The Scientific & Spiritual Human was subtitled “Faith for our Genetic Futures,” covering discussions on genetics, artificial intelligence, transhumanism, bioethics, and climate change.
A common theme these discussions highlighted was the need to care for God’s creation, both humans and the earth. God presents us an opportunity to partner with him in stewarding and renewing his creation ethically and justly, as shown in Genesis 2:15: “The Lord God took the man and put him in the Garden of Eden to work it and take care of it.”
Sessions included Professor Phil Batterham, who highlighted the current discoveries and future directions in genetic technology that can be harnessed to benefit agriculture and human health.
Later, Professor Neil Dodgson encouraged us to see that while artificial intelligence presents challenges, it has a positive side. AI tools could benefit the wider community, for example, by having personalised AI tutors for every child, or a doctor using AI to support medical diagnoses[JL2] .

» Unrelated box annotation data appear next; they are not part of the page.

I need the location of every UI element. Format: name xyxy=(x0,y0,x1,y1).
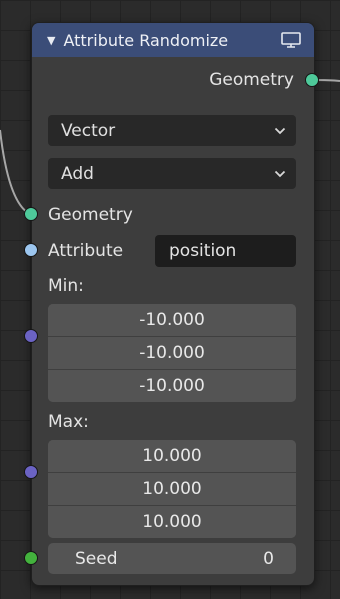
min-y-field[interactable]: -10.000 xyxy=(48,337,296,370)
attribute-name-field[interactable]: position xyxy=(155,235,296,267)
operation-value: Add xyxy=(61,163,94,184)
max-vector-field: 10.000 10.000 10.000 xyxy=(48,440,296,538)
min-socket[interactable] xyxy=(24,329,38,343)
max-x-field[interactable]: 10.000 xyxy=(48,440,296,473)
input-geometry-label: Geometry xyxy=(48,205,133,225)
attribute-socket[interactable] xyxy=(24,243,38,257)
seed-field[interactable]: Seed 0 xyxy=(48,543,296,574)
max-z-field[interactable]: 10.000 xyxy=(48,506,296,538)
seed-label: Seed xyxy=(75,548,118,569)
output-geometry-socket[interactable] xyxy=(305,73,319,87)
min-x-field[interactable]: -10.000 xyxy=(48,304,296,337)
node-title: Attribute Randomize xyxy=(63,30,229,50)
seed-socket[interactable] xyxy=(24,551,38,565)
chevron-down-icon xyxy=(274,127,286,134)
min-label: Min: xyxy=(48,276,84,296)
attribute-label: Attribute xyxy=(48,241,124,261)
monitor-icon[interactable] xyxy=(280,31,302,49)
max-socket[interactable] xyxy=(24,465,38,479)
attribute-name-value: position xyxy=(169,241,237,261)
chevron-down-icon xyxy=(274,170,286,177)
triangle-down-icon[interactable]: ▼ xyxy=(47,34,55,47)
max-y-field[interactable]: 10.000 xyxy=(48,473,296,506)
output-geometry-label: Geometry xyxy=(209,70,294,90)
node-header[interactable]: ▼ Attribute Randomize xyxy=(32,23,314,57)
data-type-value: Vector xyxy=(61,120,116,141)
max-label: Max: xyxy=(48,412,89,432)
data-type-dropdown[interactable]: Vector xyxy=(48,115,296,146)
operation-dropdown[interactable]: Add xyxy=(48,158,296,189)
min-vector-field: -10.000 -10.000 -10.000 xyxy=(48,304,296,402)
input-geometry-socket[interactable] xyxy=(24,207,38,221)
input-geometry-wire xyxy=(0,129,31,215)
seed-value: 0 xyxy=(263,548,274,569)
min-z-field[interactable]: -10.000 xyxy=(48,370,296,402)
attribute-randomize-node[interactable]: ▼ Attribute Randomize Geometry Vector Ad… xyxy=(31,22,315,586)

We also focused on climate change.
Dr Kate Dooley talked about the state of our planet according to climate science, informing us that the highest recorded global surface temperature occurred this year.
Professor Michael Clarke showed how climate change is a threat to flora and fauna, and how we can respond well as Christians.
Professor John Wiseman promoted the message of hope and courage in the climate crisis, discussing the need for religious purpose to translate hope into climate action.
Finally, Dr Mick Pope utilised the book of Revelation to motivate Christians to encompass God’s character of compassion, justice, and morality, with practical applications to address climate change.
This conference gave me a unique opportunity to discuss questions on challenging topics with like-minded Christians in a safe space. Although not every Christian is a professional scientist, all Christians are scientists when it comes to seeing and learning about God in nature. I believe ISCAST offers an opportunity to educate the Australian church to be scientists that care for God’s creation.
It was inspirational to see educated Christians engaging at the forefront of today’s biggest issues. These people are boldly partaking in the bigger conversation to reflect God’s true justice and ethics being demonstrated in this world.
As Isaac Newton said, “If I have seen further, it is by standing on the shoulders of giants.” These people are the giants I aspire to be like.
Furthermore, Jesus said, “Blessed are the peacemakers, for they will be called sons of God.” I believe true peacemakers are those who act to bring heavenly peace through God-driven change.
Tarin Ritchie is an associate of ISCAST (Christianity and Science in Conversation) and works at the University of Adelaide on the genetics of neurodevelopmental disorders.